An "FRC" is defined as a unified single point of entry where families, individuals, children, and youth in communities can obtain information, an assessment of needs, referral to, or direct delivery of family services in a welcoming and strength-based manner. An FRC is designed to meet the needs, cultures, and interests of the communities the FRC serves.
Family services may be delivered directly to a family at the FRC by the FRC staff or by providers who contract with or have provider agreements with the FRC.

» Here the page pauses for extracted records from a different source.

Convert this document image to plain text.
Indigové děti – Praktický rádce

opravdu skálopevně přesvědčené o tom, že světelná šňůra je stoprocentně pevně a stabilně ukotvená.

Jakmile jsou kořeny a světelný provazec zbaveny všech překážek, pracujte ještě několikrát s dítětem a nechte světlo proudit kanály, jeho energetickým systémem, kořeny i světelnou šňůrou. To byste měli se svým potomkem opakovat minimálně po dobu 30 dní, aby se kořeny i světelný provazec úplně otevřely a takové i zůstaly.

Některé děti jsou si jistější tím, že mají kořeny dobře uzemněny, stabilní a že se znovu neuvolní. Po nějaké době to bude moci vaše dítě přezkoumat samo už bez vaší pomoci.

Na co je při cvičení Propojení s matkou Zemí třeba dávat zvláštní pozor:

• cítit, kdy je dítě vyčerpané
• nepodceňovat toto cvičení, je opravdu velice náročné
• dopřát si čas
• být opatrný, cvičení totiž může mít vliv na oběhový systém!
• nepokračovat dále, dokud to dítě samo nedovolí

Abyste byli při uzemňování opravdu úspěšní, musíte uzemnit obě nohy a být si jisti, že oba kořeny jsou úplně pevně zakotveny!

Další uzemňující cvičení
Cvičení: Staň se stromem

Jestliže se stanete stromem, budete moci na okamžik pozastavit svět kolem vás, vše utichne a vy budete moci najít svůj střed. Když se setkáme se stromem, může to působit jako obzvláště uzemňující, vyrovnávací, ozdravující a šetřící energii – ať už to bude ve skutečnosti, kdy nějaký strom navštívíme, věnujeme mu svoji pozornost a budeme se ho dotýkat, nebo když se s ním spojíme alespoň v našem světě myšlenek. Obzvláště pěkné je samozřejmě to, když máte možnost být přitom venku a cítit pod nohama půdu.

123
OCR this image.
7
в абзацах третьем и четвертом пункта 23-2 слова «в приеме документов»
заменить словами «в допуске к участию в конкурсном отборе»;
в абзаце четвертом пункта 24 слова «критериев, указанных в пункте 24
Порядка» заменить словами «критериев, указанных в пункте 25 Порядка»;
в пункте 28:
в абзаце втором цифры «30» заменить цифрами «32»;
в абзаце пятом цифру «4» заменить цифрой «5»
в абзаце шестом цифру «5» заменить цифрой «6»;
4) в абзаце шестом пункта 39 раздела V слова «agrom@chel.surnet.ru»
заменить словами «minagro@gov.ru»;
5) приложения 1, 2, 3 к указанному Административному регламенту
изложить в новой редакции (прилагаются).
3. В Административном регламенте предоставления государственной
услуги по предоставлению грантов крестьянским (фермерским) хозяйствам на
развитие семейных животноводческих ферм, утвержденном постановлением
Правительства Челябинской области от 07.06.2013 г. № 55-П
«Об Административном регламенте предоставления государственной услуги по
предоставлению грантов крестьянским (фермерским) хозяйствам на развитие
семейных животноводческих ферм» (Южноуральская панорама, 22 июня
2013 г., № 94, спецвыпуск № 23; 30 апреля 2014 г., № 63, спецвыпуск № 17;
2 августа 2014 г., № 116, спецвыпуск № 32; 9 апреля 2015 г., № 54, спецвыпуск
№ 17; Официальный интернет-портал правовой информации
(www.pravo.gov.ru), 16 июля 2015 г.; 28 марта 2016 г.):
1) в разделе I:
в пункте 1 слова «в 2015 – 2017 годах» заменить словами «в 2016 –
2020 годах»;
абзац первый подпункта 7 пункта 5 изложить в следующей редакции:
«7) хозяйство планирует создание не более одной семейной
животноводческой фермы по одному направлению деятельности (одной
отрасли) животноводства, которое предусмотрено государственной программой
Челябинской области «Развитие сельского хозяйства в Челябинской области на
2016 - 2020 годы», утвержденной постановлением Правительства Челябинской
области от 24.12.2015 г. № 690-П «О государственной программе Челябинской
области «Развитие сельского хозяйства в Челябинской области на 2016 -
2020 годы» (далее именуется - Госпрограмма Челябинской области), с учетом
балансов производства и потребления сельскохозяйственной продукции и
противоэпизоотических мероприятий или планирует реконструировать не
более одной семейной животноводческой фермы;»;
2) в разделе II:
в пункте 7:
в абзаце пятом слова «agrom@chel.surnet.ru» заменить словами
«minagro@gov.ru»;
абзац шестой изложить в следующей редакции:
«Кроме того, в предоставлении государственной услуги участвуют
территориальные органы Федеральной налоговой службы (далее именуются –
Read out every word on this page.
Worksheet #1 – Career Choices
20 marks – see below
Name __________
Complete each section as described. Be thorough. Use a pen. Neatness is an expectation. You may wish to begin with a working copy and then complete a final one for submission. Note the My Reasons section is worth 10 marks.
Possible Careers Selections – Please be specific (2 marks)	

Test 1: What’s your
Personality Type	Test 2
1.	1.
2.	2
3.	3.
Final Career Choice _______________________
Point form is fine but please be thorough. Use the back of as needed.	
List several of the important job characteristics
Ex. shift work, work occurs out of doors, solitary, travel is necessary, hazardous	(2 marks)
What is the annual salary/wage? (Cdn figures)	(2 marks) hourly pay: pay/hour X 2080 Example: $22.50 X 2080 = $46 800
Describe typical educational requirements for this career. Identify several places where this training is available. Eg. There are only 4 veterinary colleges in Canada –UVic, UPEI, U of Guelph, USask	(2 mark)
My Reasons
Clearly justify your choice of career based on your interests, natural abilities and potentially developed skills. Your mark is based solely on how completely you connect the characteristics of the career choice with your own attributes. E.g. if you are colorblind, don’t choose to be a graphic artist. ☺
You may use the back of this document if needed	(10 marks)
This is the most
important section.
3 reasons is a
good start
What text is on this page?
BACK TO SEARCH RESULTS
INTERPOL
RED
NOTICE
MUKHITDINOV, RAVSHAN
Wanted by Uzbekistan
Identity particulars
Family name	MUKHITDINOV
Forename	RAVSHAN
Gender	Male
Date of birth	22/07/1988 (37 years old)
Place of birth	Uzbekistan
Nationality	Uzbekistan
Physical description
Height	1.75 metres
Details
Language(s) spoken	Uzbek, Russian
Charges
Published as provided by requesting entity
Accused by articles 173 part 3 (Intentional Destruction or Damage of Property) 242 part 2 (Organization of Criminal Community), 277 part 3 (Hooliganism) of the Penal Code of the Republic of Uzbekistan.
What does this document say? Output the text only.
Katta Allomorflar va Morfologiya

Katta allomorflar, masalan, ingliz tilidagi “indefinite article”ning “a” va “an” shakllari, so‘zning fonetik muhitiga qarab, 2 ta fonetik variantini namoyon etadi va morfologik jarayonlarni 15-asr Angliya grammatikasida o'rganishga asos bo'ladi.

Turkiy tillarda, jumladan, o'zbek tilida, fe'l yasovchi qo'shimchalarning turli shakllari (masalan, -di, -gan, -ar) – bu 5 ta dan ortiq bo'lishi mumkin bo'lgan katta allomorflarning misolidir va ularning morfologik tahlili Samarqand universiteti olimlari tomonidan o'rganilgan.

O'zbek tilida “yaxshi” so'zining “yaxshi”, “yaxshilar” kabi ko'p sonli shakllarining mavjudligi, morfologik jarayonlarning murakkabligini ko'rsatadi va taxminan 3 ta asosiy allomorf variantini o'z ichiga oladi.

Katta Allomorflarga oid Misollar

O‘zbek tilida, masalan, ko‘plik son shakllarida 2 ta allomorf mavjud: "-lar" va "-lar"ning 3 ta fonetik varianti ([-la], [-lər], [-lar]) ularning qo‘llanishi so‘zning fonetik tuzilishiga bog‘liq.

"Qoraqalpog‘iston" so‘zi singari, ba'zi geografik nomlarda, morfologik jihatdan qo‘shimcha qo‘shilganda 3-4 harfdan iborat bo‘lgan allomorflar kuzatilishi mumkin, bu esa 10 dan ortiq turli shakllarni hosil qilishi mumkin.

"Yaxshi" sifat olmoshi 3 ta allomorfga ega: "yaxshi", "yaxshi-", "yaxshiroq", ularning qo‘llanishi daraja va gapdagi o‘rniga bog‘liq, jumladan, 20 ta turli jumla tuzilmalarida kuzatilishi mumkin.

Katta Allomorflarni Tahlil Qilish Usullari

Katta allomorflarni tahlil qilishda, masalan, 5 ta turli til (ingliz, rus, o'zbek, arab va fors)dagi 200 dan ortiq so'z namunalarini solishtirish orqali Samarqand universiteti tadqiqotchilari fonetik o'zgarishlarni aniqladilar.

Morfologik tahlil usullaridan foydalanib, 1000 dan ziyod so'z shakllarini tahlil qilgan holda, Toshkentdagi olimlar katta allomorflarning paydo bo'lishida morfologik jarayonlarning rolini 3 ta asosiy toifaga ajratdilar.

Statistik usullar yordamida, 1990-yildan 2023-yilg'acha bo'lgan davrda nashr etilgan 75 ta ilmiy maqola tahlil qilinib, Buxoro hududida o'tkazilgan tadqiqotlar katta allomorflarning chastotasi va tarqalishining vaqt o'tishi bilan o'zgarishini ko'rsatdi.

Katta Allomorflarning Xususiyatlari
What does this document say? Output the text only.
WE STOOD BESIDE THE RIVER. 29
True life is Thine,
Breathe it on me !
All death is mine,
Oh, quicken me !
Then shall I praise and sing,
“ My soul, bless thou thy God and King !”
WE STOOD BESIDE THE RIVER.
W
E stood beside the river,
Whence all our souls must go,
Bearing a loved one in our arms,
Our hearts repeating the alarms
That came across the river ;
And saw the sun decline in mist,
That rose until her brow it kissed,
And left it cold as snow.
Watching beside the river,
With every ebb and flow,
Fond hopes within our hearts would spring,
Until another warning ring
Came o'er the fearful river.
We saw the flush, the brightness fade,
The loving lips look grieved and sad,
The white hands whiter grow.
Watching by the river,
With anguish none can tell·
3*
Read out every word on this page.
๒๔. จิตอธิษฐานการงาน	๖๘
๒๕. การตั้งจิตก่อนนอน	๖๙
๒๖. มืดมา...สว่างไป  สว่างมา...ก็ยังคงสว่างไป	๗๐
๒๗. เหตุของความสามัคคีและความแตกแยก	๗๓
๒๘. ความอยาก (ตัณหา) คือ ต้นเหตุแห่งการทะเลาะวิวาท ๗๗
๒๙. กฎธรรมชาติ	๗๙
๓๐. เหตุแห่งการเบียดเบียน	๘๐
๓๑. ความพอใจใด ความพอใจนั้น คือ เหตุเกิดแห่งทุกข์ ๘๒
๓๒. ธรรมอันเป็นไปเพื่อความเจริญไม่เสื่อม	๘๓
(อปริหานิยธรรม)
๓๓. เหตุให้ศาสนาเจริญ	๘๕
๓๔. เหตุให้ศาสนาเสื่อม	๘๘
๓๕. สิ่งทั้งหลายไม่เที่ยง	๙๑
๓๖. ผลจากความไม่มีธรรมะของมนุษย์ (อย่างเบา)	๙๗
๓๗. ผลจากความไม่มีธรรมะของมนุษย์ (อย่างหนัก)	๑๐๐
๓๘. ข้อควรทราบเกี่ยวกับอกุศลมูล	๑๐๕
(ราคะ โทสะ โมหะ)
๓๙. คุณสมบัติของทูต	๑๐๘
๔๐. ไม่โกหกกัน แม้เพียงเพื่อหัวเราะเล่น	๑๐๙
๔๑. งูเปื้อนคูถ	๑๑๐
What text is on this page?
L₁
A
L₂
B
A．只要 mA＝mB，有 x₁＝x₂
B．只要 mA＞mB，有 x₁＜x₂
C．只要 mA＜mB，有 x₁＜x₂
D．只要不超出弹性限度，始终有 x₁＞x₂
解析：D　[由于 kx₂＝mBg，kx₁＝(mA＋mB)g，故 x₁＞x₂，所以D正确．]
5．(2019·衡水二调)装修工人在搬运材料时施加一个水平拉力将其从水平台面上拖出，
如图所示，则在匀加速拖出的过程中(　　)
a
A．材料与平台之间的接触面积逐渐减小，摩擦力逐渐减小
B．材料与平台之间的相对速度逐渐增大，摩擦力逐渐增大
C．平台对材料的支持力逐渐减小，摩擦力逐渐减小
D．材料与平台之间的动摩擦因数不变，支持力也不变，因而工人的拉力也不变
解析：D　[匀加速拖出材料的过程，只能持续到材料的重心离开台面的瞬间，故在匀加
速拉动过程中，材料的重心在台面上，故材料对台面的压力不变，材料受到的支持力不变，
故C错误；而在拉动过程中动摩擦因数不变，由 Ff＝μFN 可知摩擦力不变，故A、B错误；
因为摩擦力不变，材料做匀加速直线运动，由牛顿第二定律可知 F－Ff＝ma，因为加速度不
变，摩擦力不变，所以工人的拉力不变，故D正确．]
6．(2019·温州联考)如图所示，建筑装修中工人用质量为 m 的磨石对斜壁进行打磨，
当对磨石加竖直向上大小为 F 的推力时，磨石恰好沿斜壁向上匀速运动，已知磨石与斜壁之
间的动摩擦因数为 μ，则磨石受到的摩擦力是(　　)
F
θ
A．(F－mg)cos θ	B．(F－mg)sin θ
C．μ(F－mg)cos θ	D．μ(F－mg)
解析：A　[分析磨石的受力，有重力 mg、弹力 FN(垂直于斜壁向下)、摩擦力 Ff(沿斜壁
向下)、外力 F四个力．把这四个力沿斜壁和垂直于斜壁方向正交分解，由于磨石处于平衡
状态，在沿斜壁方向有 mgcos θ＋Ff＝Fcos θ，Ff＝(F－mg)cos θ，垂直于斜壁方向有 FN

Each FRC must have one or more family advocate who screens and assesses a family's needs and strengths.
PRO: Family resource centers (FRC) started opening in the 1990's and now there are at least 60 FRCs in Washington. Many other states have standardized what FRCs are, which is what we are doing here. We do not want existing programs to change their name, but they can add that they are FRC and by defining them and what they stand for, they will have a consistent strengths-based approach. All FRCs do not offer the same type of assistance as they really cater to their local community. They help build trust, they know where to turn for assistance be it rental assistance or helping out with diapers. There is a FRC that helps relatives who are caring for children which has prevented kids from entering the system. They also are not just about helping people meet their immediate needs, but also planning for their future. People come as a family and get treated as a family.